I cibi biologici sono sani, perché non vengono mai a contatto con pesticidi e additivi chimici nocivi all'uomo e all'ambiente e, grazie al metodo totalmente naturale con il quale vengono coltivati e trasformati, mantengono inalterato l'equilibrio tra sali minerali, vitamine e proteine. Sono sicuri, perché sottoposti a periodici controlli in ogni fase della loro produzione, dagli organismi di controllo riconosciuti ed incaricati della loro certificazione. Insomma, nutrono meglio e ci proteggono da sostanze pericolose. Ma se ci rendessero anche antipatici, egoisti e bacchettoni?
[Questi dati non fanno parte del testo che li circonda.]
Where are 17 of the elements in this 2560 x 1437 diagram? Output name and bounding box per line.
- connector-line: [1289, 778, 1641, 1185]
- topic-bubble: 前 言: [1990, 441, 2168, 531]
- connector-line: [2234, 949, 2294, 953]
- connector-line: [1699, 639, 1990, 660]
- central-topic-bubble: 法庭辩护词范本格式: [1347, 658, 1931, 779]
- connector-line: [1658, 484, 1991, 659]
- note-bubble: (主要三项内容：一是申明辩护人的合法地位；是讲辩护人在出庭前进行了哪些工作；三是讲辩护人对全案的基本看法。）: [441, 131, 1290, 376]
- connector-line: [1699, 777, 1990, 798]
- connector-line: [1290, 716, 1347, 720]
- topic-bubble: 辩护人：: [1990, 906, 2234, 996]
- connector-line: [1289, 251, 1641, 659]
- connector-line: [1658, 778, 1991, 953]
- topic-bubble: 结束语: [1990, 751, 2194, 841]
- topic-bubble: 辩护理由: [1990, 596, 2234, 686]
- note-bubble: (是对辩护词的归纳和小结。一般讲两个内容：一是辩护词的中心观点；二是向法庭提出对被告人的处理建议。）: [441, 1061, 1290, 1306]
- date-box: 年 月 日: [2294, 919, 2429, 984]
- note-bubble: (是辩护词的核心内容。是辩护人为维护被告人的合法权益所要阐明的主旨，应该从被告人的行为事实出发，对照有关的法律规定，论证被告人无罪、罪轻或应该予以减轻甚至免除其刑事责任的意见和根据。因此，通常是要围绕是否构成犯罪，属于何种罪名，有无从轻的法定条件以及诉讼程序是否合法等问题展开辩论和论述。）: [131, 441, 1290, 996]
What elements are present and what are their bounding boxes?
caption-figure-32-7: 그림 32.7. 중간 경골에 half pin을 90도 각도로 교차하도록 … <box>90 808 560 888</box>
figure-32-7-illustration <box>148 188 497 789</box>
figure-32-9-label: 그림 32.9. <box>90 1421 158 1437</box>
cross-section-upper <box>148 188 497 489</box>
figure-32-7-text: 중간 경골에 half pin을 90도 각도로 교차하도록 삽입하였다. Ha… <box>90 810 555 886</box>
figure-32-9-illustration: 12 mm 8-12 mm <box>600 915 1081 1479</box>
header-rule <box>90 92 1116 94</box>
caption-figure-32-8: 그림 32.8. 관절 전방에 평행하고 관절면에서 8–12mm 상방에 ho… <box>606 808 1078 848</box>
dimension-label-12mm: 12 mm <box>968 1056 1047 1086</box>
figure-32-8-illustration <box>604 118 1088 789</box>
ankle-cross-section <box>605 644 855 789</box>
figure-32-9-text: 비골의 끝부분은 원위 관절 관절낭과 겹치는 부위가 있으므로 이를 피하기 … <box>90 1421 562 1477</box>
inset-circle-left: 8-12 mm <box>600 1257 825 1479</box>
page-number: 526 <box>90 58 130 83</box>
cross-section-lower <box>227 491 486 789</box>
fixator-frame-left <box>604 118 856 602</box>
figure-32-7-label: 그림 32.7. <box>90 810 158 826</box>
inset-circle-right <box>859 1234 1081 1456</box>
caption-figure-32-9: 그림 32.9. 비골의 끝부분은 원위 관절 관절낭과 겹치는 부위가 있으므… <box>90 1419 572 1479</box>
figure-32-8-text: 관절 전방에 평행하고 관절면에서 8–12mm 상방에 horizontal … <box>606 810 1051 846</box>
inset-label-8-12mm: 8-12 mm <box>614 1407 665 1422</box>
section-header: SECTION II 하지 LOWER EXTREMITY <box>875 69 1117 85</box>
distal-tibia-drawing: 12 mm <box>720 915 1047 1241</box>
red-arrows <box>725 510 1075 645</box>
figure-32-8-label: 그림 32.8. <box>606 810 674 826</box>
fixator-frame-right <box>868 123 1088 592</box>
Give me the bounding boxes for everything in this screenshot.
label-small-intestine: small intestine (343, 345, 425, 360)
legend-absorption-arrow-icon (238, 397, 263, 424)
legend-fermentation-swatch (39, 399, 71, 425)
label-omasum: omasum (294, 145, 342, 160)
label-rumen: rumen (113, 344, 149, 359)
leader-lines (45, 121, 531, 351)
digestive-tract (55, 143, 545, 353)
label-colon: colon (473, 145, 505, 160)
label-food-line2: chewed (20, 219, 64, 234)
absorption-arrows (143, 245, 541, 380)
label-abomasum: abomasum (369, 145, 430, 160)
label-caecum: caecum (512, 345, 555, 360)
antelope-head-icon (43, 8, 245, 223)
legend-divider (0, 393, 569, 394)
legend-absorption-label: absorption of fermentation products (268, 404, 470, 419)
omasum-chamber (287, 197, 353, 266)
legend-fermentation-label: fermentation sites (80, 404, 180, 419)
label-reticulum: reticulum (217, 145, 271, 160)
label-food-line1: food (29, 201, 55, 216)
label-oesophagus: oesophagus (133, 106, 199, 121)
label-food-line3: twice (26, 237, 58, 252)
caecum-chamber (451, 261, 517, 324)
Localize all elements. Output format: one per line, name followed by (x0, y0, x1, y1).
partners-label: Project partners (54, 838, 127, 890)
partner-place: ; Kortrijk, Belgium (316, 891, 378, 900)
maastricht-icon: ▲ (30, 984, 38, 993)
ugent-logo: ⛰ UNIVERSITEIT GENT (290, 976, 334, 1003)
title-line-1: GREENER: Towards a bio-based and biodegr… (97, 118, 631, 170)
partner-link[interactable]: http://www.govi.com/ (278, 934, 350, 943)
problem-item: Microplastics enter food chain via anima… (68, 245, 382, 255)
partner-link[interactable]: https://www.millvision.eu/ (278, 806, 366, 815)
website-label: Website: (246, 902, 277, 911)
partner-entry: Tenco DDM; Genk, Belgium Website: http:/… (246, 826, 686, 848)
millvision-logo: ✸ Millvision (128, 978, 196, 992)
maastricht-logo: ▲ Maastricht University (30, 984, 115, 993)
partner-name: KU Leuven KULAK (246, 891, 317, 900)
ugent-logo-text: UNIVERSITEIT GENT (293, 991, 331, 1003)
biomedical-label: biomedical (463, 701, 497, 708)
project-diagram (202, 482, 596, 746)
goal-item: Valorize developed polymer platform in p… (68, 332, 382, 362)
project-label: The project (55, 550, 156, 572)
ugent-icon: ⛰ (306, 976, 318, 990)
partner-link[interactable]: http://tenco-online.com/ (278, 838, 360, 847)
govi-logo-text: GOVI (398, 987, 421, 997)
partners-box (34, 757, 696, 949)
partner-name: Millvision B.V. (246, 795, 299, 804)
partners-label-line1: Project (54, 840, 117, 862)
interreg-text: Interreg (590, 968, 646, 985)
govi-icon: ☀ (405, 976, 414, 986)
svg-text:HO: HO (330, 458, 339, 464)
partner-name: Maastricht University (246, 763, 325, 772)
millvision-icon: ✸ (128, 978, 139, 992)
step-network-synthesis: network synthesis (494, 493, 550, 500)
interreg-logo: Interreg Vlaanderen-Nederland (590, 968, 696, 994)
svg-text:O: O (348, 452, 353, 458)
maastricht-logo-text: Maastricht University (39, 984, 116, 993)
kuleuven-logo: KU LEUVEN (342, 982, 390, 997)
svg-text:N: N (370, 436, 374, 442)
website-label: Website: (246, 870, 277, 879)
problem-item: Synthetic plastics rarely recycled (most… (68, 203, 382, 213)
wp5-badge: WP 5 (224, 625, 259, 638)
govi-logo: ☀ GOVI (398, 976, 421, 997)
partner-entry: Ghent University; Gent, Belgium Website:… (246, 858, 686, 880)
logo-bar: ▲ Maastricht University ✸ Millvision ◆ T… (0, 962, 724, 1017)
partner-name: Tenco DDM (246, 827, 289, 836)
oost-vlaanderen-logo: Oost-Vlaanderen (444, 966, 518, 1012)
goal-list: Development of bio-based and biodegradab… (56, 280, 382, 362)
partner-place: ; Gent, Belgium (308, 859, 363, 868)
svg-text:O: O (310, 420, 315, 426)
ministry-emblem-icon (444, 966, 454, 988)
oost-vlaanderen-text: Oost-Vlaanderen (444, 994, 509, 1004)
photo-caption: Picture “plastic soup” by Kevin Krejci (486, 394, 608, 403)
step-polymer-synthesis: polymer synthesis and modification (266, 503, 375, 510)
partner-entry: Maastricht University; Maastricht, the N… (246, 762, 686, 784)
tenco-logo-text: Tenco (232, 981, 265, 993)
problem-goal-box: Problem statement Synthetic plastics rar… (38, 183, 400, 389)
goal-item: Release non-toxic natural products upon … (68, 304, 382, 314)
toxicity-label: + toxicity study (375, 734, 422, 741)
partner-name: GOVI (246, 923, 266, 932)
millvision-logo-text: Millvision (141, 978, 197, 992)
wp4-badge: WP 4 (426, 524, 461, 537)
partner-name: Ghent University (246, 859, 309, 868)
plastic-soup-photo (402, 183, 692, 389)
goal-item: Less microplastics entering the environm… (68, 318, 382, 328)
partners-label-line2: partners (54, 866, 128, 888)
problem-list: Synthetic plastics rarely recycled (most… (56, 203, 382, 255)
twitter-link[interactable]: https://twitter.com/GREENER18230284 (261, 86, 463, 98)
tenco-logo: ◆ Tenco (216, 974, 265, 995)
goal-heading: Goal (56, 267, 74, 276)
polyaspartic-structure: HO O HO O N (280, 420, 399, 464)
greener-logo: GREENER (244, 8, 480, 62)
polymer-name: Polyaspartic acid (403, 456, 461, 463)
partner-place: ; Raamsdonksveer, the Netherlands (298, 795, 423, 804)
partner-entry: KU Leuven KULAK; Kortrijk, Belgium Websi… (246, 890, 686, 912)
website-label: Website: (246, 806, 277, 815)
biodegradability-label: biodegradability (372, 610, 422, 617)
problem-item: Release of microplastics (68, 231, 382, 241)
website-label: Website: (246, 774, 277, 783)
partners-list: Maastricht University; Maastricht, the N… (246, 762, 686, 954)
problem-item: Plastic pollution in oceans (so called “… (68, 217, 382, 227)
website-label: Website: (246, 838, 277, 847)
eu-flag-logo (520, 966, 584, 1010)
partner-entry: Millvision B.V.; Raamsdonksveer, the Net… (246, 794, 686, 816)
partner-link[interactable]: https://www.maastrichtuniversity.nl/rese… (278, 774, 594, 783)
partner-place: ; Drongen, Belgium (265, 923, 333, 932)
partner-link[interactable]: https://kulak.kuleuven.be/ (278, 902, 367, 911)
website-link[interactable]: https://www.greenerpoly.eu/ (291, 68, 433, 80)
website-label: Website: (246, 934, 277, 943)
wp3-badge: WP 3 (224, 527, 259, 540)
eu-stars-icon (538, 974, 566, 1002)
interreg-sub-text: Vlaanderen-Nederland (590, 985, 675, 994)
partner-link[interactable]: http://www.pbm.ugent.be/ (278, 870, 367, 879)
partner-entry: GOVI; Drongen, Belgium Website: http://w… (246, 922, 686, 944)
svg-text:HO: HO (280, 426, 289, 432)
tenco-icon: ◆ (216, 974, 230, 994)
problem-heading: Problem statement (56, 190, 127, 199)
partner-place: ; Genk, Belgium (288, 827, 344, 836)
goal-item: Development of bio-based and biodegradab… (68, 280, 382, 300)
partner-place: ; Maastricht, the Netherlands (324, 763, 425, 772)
Sembra incredibile, ma è proprio quanto sostiene una "autorevole" ricerca della Loyola University , New Orleans, Usa, diretta dal dottor Kendall Eskine e pubblicata su Social Psychological and Personality Science . Eskine e colleghi hanno condotto uno studio su 62 volontari, tutti studenti universitari, che sono stati divisi in tre gruppi. Ogni gruppo ha osservato immagini di alimenti, spinaci e mele il primo gruppo, gelato o cioccolata il secondo, e alimenti neutri, come l'avena o la farina, il terzo. Chiamati ad esprimere le loro preferenze, in una scala da 1 a 7, su una serie di vignette che illustravano trasgressioni ed immoralità.
I ricercatori hanno così scoperto che le 20 persone che avevano guardato le immagini dei cibi biologici aveva espresso giudizi morali più duri, con una media di 5 punti nella scala della moralità, e praticavano meno volontariato degli altri partecipanti. Tanto è bastato per dedurre che i cibi biologici rendono antipatici, egoisti e bacchettoni.
Secondo i ricercatori, infatti, chi ama il cibo biologico sviluppa un'alta considerazione di sé e per questo risulta severo nei giudizi: "questi risultati suggeriscono che gli alimenti biologici possono indurre le persone ad affermare la propria identità morale, che attenua il desiderio di essere altruista", si legge nell'abstract.
Di conseguenza, chi "guarda" cibi biologici spesso risulta antipatico e non è disposto a aiutare uno sconosciuto. Poco importa, poi, se alcuni partecipanti non sapevano nemmeno cosa fosse un alimento biologico e se non c'era alcun legame tra il giudizio espresso e le proprie preferenze per gli alimenti biologici. O, ancora, il campione limitatissimo dei ragazzi analizzati. Questa dovrebbe essere scienza autorevole?
Roberta Ragni
La stampa ci ma messo del suo, però.
La curiosa indagine svolta nella culla del jazz, infatti, ha coinvolto tre gruppi di 20 persone (dai quali comportamenti è abbastanza arduo trarre considerazioni di valore planetario); a uno sono state mostrate fotografie di prodotti “salutistici” come frutta e verdura, a un altro alimenti “che consolano” (in Italia si potrebbero identificare con una nota crema spalmabile alla nocciola), all’ultimo comuni prodotti confezionati (riso, senape, fiocchi d’avena).
L’interpretazione corretta della curiosa ricerca, intanto, è che le 20 persone che hanno visto fotografie di frutta e verdura, le 20 che hanno visto fotografie di ghiottonerie, le 20 che hanno visto un pacco di riso si sono comportate in un certo modo, con i primi che tendono a giudicare con maggior severità comportamenti quali il sesso tra cugini o la ricerca di clienti in un pronto soccorso da parte di un avvocato e che dichiarano che dedicherebbero 13 minuti ad aiutare uno sconosciuto, contro i 19 minuti dichiarati dai secondi.
Come da ciò esca “chi mangia biologico è più antipatico”, sinceramente, non è per niente chiaro.
E pensare che per venir classificati “simpatici” nei titoli sarebbe bastato che chi aveva visto fotografie di mele e spinaci avesse dichiarato di apprezzare lo sciacallaggio dell’avvocato!
Cazzeggi, né più, né meno. Ma perché dar loro spazio?